The researchers prepared slices from surgically resected brain tissue from patients undergoing neurosurgery to ask whether all-trans retinoic acid has the same effects on human pyramidal neurons from layer 2/3 of the cortex as it has on rodent neurons. They found that the molecule enhanced synaptic currents, without altering many other features of neuronal excitability. Along with these changes, Lenz et al. found that all-trans retinoic acid drove enlargement of dendritic spine heads, but the overall density of dendritic spines did not change: this suggests that all-trans retinoic acid drives AMPAR accumulation and structural plasticity at pre-existing synaptic sites. Finally, Lenz et al. demonstrated that the changes in synaptic strength induced by all-trans retinoic acid in human neurons depended on mRNA translation but not on transcription, a mechanistic signature first seen in rodent neurons.
Next, Lenz et al. – who are based at the University of Freiburg and Goethe-University Frankfurt – explored the relationship between synaptic modulation by all-trans retinoic acid and the spine apparatus, an organelle that is present in a subset of dendritic spines and whose function has remained enigmatic (Jedlicka and Deller, 2017). They found that all-trans retinoic acid enlarged the spine apparatus and, strikingly, that the cross-sectional area of the spine apparatus varied with the size of the dendritic spine itself. This suggests that the spine apparatus might have a key role in the modulation of synaptic strength by all-trans retinoic acid.
To test this hypothesis, Lenz et al. examined the effects of all-trans retinoic acid in synaptopodin knockout mice, which lack the spine apparatus. They found that all-trans retinoic acid did not enhance synaptic currents in cortical pyramidal neurons in the knockout mice; however, when synaptopodin was reintroduced, all-trans retinoic acid was able to increase synaptic currents. Curiously, losing the spine apparatus did not prevent all-trans retinoic acid from enlarging dendritic spines, even though spine size was reduced in the synaptopodin knockout mice.

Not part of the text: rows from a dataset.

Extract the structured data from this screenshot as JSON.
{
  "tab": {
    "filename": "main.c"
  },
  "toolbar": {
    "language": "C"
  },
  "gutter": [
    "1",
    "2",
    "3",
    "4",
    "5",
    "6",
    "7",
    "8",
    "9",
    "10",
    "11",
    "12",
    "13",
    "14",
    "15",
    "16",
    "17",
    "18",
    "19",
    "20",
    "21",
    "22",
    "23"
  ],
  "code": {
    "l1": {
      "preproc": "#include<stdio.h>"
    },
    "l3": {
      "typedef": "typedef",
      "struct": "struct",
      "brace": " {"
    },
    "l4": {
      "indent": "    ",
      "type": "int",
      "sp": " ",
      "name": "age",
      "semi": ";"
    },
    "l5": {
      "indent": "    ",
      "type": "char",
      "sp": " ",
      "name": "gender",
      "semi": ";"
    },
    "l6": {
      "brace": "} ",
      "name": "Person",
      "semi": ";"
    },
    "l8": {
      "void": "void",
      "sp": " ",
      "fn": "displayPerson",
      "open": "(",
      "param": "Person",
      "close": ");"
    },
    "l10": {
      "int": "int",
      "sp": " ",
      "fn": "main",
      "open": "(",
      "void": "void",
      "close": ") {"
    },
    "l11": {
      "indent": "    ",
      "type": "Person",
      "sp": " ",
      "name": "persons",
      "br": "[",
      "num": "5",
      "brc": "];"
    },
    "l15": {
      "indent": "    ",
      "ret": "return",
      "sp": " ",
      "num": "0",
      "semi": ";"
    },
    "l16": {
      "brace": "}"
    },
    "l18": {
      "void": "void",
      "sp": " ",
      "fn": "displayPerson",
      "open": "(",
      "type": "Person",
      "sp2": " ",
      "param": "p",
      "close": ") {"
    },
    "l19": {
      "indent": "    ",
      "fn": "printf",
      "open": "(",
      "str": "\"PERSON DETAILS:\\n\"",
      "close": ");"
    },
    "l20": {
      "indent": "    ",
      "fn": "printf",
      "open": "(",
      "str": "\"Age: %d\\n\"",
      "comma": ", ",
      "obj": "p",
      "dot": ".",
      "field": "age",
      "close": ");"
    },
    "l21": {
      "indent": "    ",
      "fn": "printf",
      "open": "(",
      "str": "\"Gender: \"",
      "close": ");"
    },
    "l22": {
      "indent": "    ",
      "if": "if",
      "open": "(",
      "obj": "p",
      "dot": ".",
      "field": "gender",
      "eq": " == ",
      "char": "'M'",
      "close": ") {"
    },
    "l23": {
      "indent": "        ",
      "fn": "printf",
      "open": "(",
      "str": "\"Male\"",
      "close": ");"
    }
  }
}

These results suggest that the spine apparatus helps regulate synaptic architecture, but that all-trans retinoic acid can induce structural remodeling of synapses independently of this organelle. This finding was particularly intriguing because the enlargement of spines and the enhancement of synaptic function often go hand-in-hand. These results underscore the fact that while morphological and functional changes are highly coordinated at cortical synapses, they likely rely on distinct mechanistic pathways.
These results provide a clear answer as to whether the effects of all-trans retinoic acid in rodents can be translated to humans. The molecule is a potent regulator of excitatory synapses in human cortical neurons and uses a mechanism for synaptic regulation that appears largely conserved from rodents to humans. The work of Lenz et al. also raises some important questions about the role of the spine apparatus in the regulation of synapses by all-trans retinoic acid in particular, and by other modulators more generally.
It is tempting to speculate that the spine apparatus may be part of a satellite secretory pathway that delivers locally-translated membrane proteins, such as AMPARs, in dendrites. However, future studies are needed to address the specific role of the spine apparatus relative to other secretory mechanisms that might also operate in dendrites (Pierce et al., 2001; Mikhaylova et al., 2016).